Around a year and a half ago I saw Jaws perform in a small venue in my hometown. No one sang the words and movement in the crowd was only present when people moved back to the bar. Yet in Newcastle at Think Tank? I wouldn’t have believed the transformation in the kind of crowd the band attracts.
Jaws walk on to ‘I’m Coming Out’, the Diana Ross classic, and the excitement in the crowd was incredible. They open with an older favourite ‘Stay In’ to which the crowd surge forward jumping frantically to the jangly guitars. The crowd surfing from fans begins immediately and the stage, which only just comes up to your knees and has no separation from the crowd is immediately used as the perfect launch step to crowd surf. A mosh pit forms, not that Jaws produce the kind of music you would imagine you could mosh to, and in the intimacy of the venue easily incorporates half the crowd. With a low density of crowd, the pit resulted in more falling over. The crowd created a force in one direction, however you can see that the desire of this crowd to have the best time is there.
There is no doubt this is one of the best crowds I’ve been in but perhaps it is disappointing that Jaws don’t respond to this sheer energy
Their sound has developed since I last saw them and the different melodies are easier to pick apart and have more clarity, the use of loop pedals creates a fuller sound for the band too. Jaws briefly talk to the crowd, satisfying Geordie patriotism by mentioning a memorable performance last time they were in Newcastle and then devoting a song to those in Paris after the tragic Paris attacks. They move straight into ‘BreeZe’ where the crowd enthusiastically sing the repetitive chorus with no need to be prompted by the band.

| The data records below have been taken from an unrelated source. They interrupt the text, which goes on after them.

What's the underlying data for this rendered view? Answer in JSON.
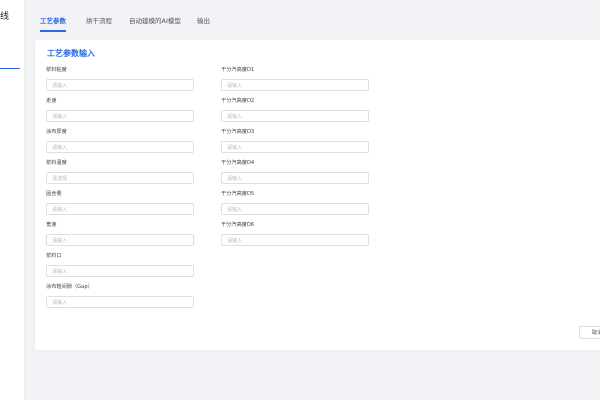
{
  "sidebar": {
    "title_char": "线"
  },
  "tabs": [
    {
      "label": "工艺参数"
    },
    {
      "label": "烘干流程"
    },
    {
      "label": "自动建模的AI模型"
    },
    {
      "label": "输出"
    }
  ],
  "card": {
    "title": "工艺参数输入"
  },
  "left_fields": [
    {
      "label": "浆料粘度",
      "placeholder": "请输入"
    },
    {
      "label": "走速",
      "placeholder": "请输入"
    },
    {
      "label": "涂布厚度",
      "placeholder": "请输入"
    },
    {
      "label": "浆料温度",
      "placeholder": "请选择"
    },
    {
      "label": "固含量",
      "placeholder": "请输入"
    },
    {
      "label": "宽速",
      "placeholder": "请输入"
    },
    {
      "label": "浆料口",
      "placeholder": "请输入"
    },
    {
      "label": "涂布辊间隙（Gap）",
      "placeholder": "请输入"
    }
  ],
  "right_fields": [
    {
      "label": "干分汽高度D1",
      "placeholder": "请输入"
    },
    {
      "label": "干分汽高度D2",
      "placeholder": "请输入"
    },
    {
      "label": "干分汽高度D3",
      "placeholder": "请输入"
    },
    {
      "label": "干分汽高度D4",
      "placeholder": "请输入"
    },
    {
      "label": "干分汽高度D5",
      "placeholder": "请输入"
    },
    {
      "label": "干分汽高度D6",
      "placeholder": "请输入"
    }
  ],
  "actions": {
    "cancel_label": "取消"
  }
}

The lively crowd's energy continued with one crowd surfer hitting the lights due to the venues low ceilings and briefly creating semi-darkness. Nervous bouncers look on as crowd surfers legs wave dangerously close to lead vocalist, Connor Schofield’s, head. The security have to really work during this gig. One of the security ends up standing in the crowd by the stage, stopping one fan from singing next to Schofield, after the fan had two successful attempts though it received no reaction from the band. Shout out to the fan wearing the blue Jaws t-shirt and cap, who seemed to have taken on the job of readjusting the amp at the front of the stage which moved when the crowd was pushed towards the stage and the security guard who stood by the speakers which looked like they were going to topple over.
The band played two new songs which remain in the style of Jaws, but have a darker tone and slightly heavier guitar. These are laced in with older and newer favourites, including ‘Toucan Surf’ and ‘Be Slowly’ which the crowd sings along to. There is no doubt this is one of the best crowds I’ve been in but perhaps it is disappointing that Jaws don’t respond to this sheer energy: they don’t mention the never ending crowd surfing, or ask us to sing along and, in their occasional interactions with the crowd, they seem rehearsed and a lack personal connection.
Jaws briefly talk to the crowd, satisfying Geordie patriotism by mentioning a memorable performance last time they were in Newcastle and then devoting a song to those in Paris after the tragic Paris attacks
Rather than do the pretence of going off stage only to come back on for on encore they remain on stage for their last two songs. As well as ‘Surround You’ they do an extended version of ‘Gold’ which creeps into a rock style in the elongated instrumental. This is the highlight of their performance. If you go to a Jaws gig in Newcastle there is no doubt you will have an amazing time, and with a growing and committed fan following in addition to hopefully some performances at festivals this summer perhaps this is the last time you’d be lucky enough to see Jaws in such an intimate venue.